March Mission Madness

Like millions of other Americans, I have again contracted the dreaded March Madness and become engrossed in games featuring the best players I’ve never heard of (Ali Farokhmanesh, anyone?).  But the most painful part of the tournament this year is not witnessing the mysterious collapse of the Big East, but having to suffer through the countless beer commercials.

And with the big brewers (kind of a redundant phrase, since ABI and MillerCoors control 80% of the American beer market) cycling back down into advertising that is either misogynist or mindless, the NCAA becomes even more complicit in contributing to our nation’s alcohol problems.

That fact is not changed by the shiny new public relations campaign the NCAA has rolled out -“We Put Our Money Where Our Mission Is”:

It’s all well and good that about $51 million a year of the NCAA media money goes into supporting non-revenue sports, for example, but it doesn’t address the issue of the source of the money.  After all, how ethical can the use of money be if the money is tainted in the first place?

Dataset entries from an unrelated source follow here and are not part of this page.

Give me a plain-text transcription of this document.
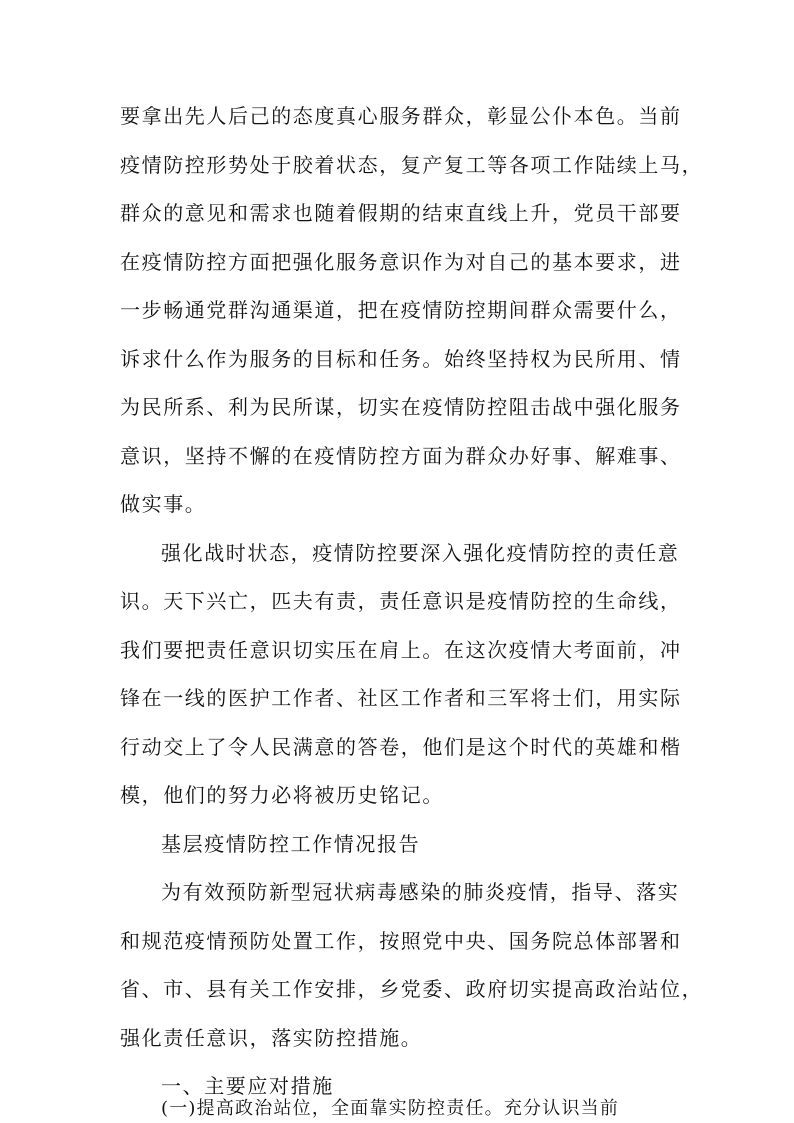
要拿出先人后己的态度真心服务群众，彰显公仆本色。当前
疫情防控形势处于胶着状态，复产复工等各项工作陆续上马，
群众的意见和需求也随着假期的结束直线上升，党员干部要
在疫情防控方面把强化服务意识作为对自己的基本要求，进
一步畅通党群沟通渠道，把在疫情防控期间群众需要什么，
诉求什么作为服务的目标和任务。始终坚持权为民所用、情
为民所系、利为民所谋，切实在疫情防控阻击战中强化服务
意识，坚持不懈的在疫情防控方面为群众办好事、解难事、
做实事。
强化战时状态，疫情防控要深入强化疫情防控的责任意
识。天下兴亡，匹夫有责，责任意识是疫情防控的生命线，
我们要把责任意识切实压在肩上。在这次疫情大考面前，冲
锋在一线的医护工作者、社区工作者和三军将士们，用实际
行动交上了令人民满意的答卷，他们是这个时代的英雄和楷
模，他们的努力必将被历史铭记。
基层疫情防控工作情况报告
为有效预防新型冠状病毒感染的肺炎疫情，指导、落实
和规范疫情预防处置工作，按照党中央、国务院总体部署和
省、市、县有关工作安排，乡党委、政府切实提高政治站位，
强化责任意识，落实防控措施。
一、主要应对措施
(一)提高政治站位，全面靠实防控责任。充分认识当前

The Campaign for Alcohol-Free Sports TV and the United Methodist Church (always in the forefront of public health issues), continue to point out the NCAA’s disconnect:

“People should be aware of the way in which NCAA and beer producers exploit a youthful, healthful, action-packed activity to sell beer and to promote beer to an audience that includes a large number of impressionable young people,” [George A.] Hacker said.

Sooner or later, the NCAA is going have to live up to its own putative values.